If you’ve always associated La DoubleJ’s printed dresses and jacquard sets with chic weddings, weekend getaways on Lake Como and all-day-long parties at St. Barth, you’ll be surprised that founder J.J. Martin decided to have her resort 2026 collection photographed somewhere completely different — the Dolomites.
But even if she took her fashion to mountainous heights for the look book images, the collection impressed more for its width, as it built on the ever-increasing expansion of La DoubleJ’s vibrant world.
“Can you believe that now we have seven different styles of white shirt?” Martin said during a walk-through in her new — and also expansive — headquarters in Milan. She put even more emphasis on the many garments in solid colors hanging on the racks, which nicely balanced off the prints galore her brand is known for.
Martin is proving that her label has matured to the point she doesn’t need patterns either to dress her bold sisterhood, as she calls her community, or to channel that “raise your vibration” mantra that informs everything she touches.
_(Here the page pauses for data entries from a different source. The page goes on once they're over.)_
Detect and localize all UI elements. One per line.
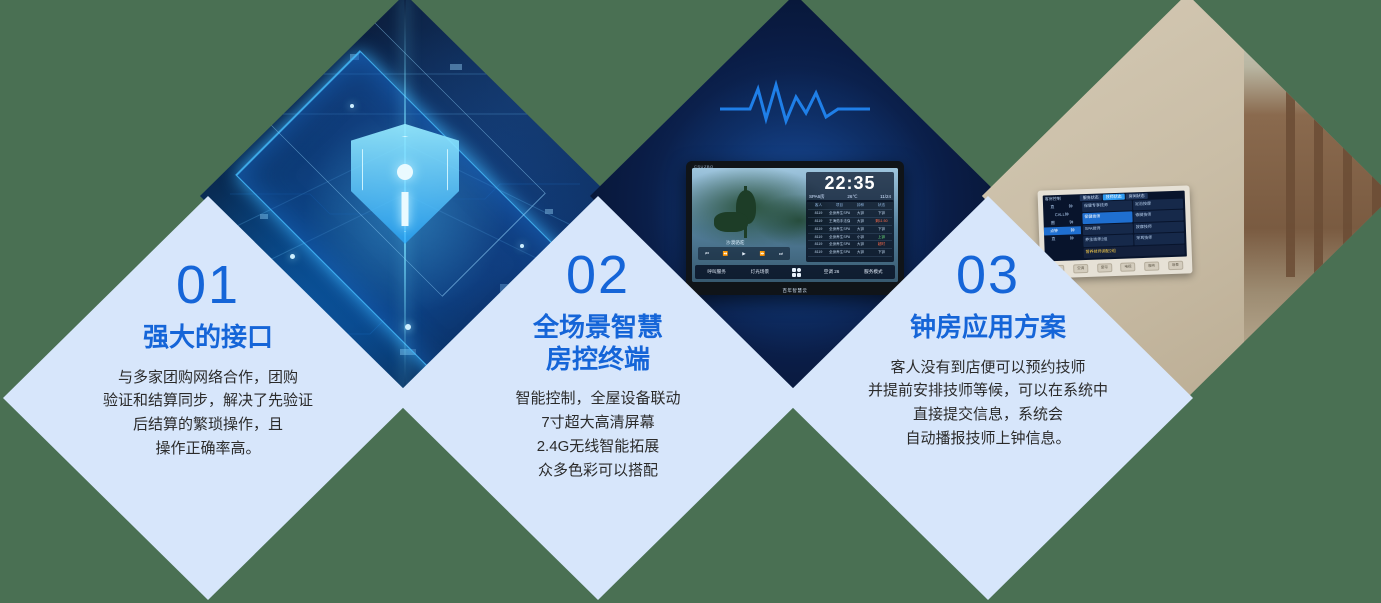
keyhole-icon	[397, 164, 413, 180]
wood-slat	[1314, 87, 1323, 277]
table-row: 8119 全身养生SPA 大钟 下钟	[808, 226, 892, 234]
grid-cell[interactable]: 按摩技师	[1134, 221, 1184, 233]
grid-cell[interactable]: 采耳技师	[1134, 233, 1184, 245]
plant	[1322, 322, 1374, 382]
heartbeat-waveform-icon	[720, 79, 870, 127]
col-item: 项目	[829, 202, 850, 209]
col-guest: 客人	[808, 202, 829, 209]
keyhole-stem	[402, 192, 409, 226]
table-row: 8119 全身养生SPA 小钟 上钟	[808, 234, 892, 242]
tab-technician-status[interactable]: 技师状态	[1103, 194, 1125, 201]
plant	[1274, 336, 1320, 390]
list-item: 直钟	[1044, 234, 1081, 243]
taskbar-light-scene[interactable]: 灯光场景	[749, 269, 771, 275]
col-type: 钟种	[850, 202, 871, 209]
service-list-header: 客人 项目 钟种 状态	[808, 202, 892, 210]
grid-cell[interactable]: 养生技师2组	[1083, 234, 1133, 246]
taskbar-air-conditioner[interactable]: 空调 26	[822, 269, 842, 275]
button-scene[interactable]: 场景	[1168, 261, 1183, 271]
tablet-bottom-logo: 百年智慧云	[686, 288, 904, 294]
table-row: 8119 全身养生SPA 大钟 超时	[808, 241, 892, 249]
grid-cell[interactable]: 保健专享技师	[1082, 200, 1132, 212]
grid-cell[interactable]: 足浴按摩	[1133, 199, 1183, 211]
panel-title: 钟房应用方案	[910, 312, 1066, 344]
spark	[405, 324, 411, 330]
tab-room-status[interactable]: 房间状态	[1126, 193, 1148, 200]
wall-panel-buttons[interactable]: 灯光 空调 窗帘 电视 服务 场景	[1046, 260, 1188, 274]
button-tv[interactable]: 电视	[1121, 262, 1136, 272]
play-icon[interactable]: ▶	[742, 251, 745, 257]
panel-number: 03	[956, 248, 1020, 302]
wood-slat	[1372, 99, 1381, 277]
island	[714, 212, 748, 232]
tab-service-status[interactable]: 服务状态	[1080, 194, 1102, 201]
panel-title: 强大的接口	[143, 322, 273, 354]
wall-panel-grid[interactable]: 保健专享技师 足浴按摩 保健技师 修脚技师 SPA技师 按摩技师 养生技师2组 …	[1080, 190, 1187, 260]
clock-time: 22:35	[809, 174, 891, 192]
spark	[350, 104, 354, 108]
tablet-device: CSUZBO 22:35 SPA6房 26℃ 11/24	[686, 161, 904, 295]
grid-cell-alert[interactable]: 营养技师调配2组	[1084, 244, 1185, 258]
app-grid-icon[interactable]	[792, 268, 801, 277]
grid-cell[interactable]: 修脚技师	[1134, 210, 1184, 222]
table-row: 8119 王海茹手法保健护理 大钟 剩11:50	[808, 218, 892, 226]
tablet-taskbar[interactable]: 呼叫服务 灯光场景 空调 26 服务模式	[695, 265, 895, 279]
button-curtain[interactable]: 窗帘	[1097, 263, 1112, 273]
rewind-icon[interactable]: ⏪	[723, 251, 729, 257]
panel-title: 全场景智慧 房控终端	[533, 312, 663, 375]
plant	[1305, 18, 1345, 66]
spark	[520, 244, 524, 248]
panel-body: 智能控制，全屋设备联动 7寸超大高清屏幕 2.4G无线智能拓展 众多色彩可以搭配	[515, 387, 680, 482]
panel-number: 01	[176, 258, 240, 312]
wall-panel-left-list[interactable]: 直钟 CALL钟 圈钟 点钟钟 直钟	[1043, 194, 1082, 261]
wood-slat	[1343, 91, 1352, 277]
table-row: 8119 全身养生SPA 大钟 下钟	[808, 249, 892, 257]
wall-control-panel[interactable]: 客房控制 服务状态 技师状态 房间状态 直钟 CALL钟 圈钟 点钟钟 直钟	[1038, 185, 1193, 278]
forward-icon[interactable]: ⏩	[760, 251, 766, 257]
spark	[290, 254, 295, 259]
feature-diamond-collage: CSUZBO 22:35 SPA6房 26℃ 11/24	[0, 0, 1381, 603]
media-controls[interactable]: ⏮ ⏪ ▶ ⏩ ⏭	[698, 247, 790, 260]
media-title: 沙漠骆驼	[726, 240, 744, 246]
next-icon[interactable]: ⏭	[779, 251, 783, 256]
grid-cell-selected[interactable]: 保健技师	[1083, 212, 1133, 224]
button-service[interactable]: 服务	[1144, 261, 1159, 271]
button-ac[interactable]: 空调	[1073, 264, 1088, 274]
clock-widget: 22:35 SPA6房 26℃ 11/24	[806, 172, 894, 202]
wall-panel-screen[interactable]: 客房控制 服务状态 技师状态 房间状态 直钟 CALL钟 圈钟 点钟钟 直钟	[1043, 190, 1187, 261]
wood-slat	[1286, 83, 1295, 277]
panel-number: 02	[566, 248, 630, 302]
wall-panel-title: 客房控制	[1045, 196, 1061, 203]
tablet-screen: 22:35 SPA6房 26℃ 11/24 客人 项目 钟种 状态	[692, 168, 898, 282]
service-list: 客人 项目 钟种 状态 8119 全身养生SPA 大钟 下钟 8119	[806, 200, 894, 262]
panel-body: 客人没有到店便可以预约技师 并提前安排技师等候，可以在系统中 直接提交信息，系统…	[868, 356, 1108, 451]
table-row: 8119 全身养生SPA 大钟 下钟	[808, 210, 892, 218]
taskbar-service-mode[interactable]: 服务模式	[862, 269, 884, 275]
grid-cell[interactable]: SPA技师	[1083, 223, 1133, 235]
taskbar-call-service[interactable]: 呼叫服务	[705, 269, 727, 275]
col-status: 状态	[871, 202, 892, 209]
prev-icon[interactable]: ⏮	[705, 251, 709, 256]
panel-body: 与多家团购网络合作，团购 验证和结算同步，解决了先验证 后结算的繁琐操作，且 操…	[103, 366, 313, 461]
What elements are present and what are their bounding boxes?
Her customers can look just as good thanks to her research into fabrics, eye for color combinations and little fancy details.
Cue silk velvet coats and tailoring that felt rich and comfy in their sophisticated yellow ochre or dusty rose shades and tassel closures; easy-to-approach shirts, either fitted or workwear-inspired, enriched with sequined collars and pockets; frilly blouses and sheer capes in solid colors to style with pants or layer on matching billowing dresses, and Martin’s version of a LBD, cut in a figure-enhancing jersey silhouette with a printed lining peeking out from slits.
Even when working with jacquard fabrications, Martin included tonal options for a more subdued approach, as seen in a handsome white barn jacket.
Those wanting the full La DoubleJ experience weren’t disappointed, though. Between a standout, allover-sequined pink dress with floral motifs; printed crepe de chine frocks; the plethora of pleated pieces in different lengths and patterns, and new crafty vests covered in looped threads or 3D tulle embroideries, there were many new takes on the brand’s flamboyant side.
A series of jacquard cropped bomber jackets with puffy shoulders and an emerald green blazer jacket option depicting monkeys and botanical elements were the peaks of the collection.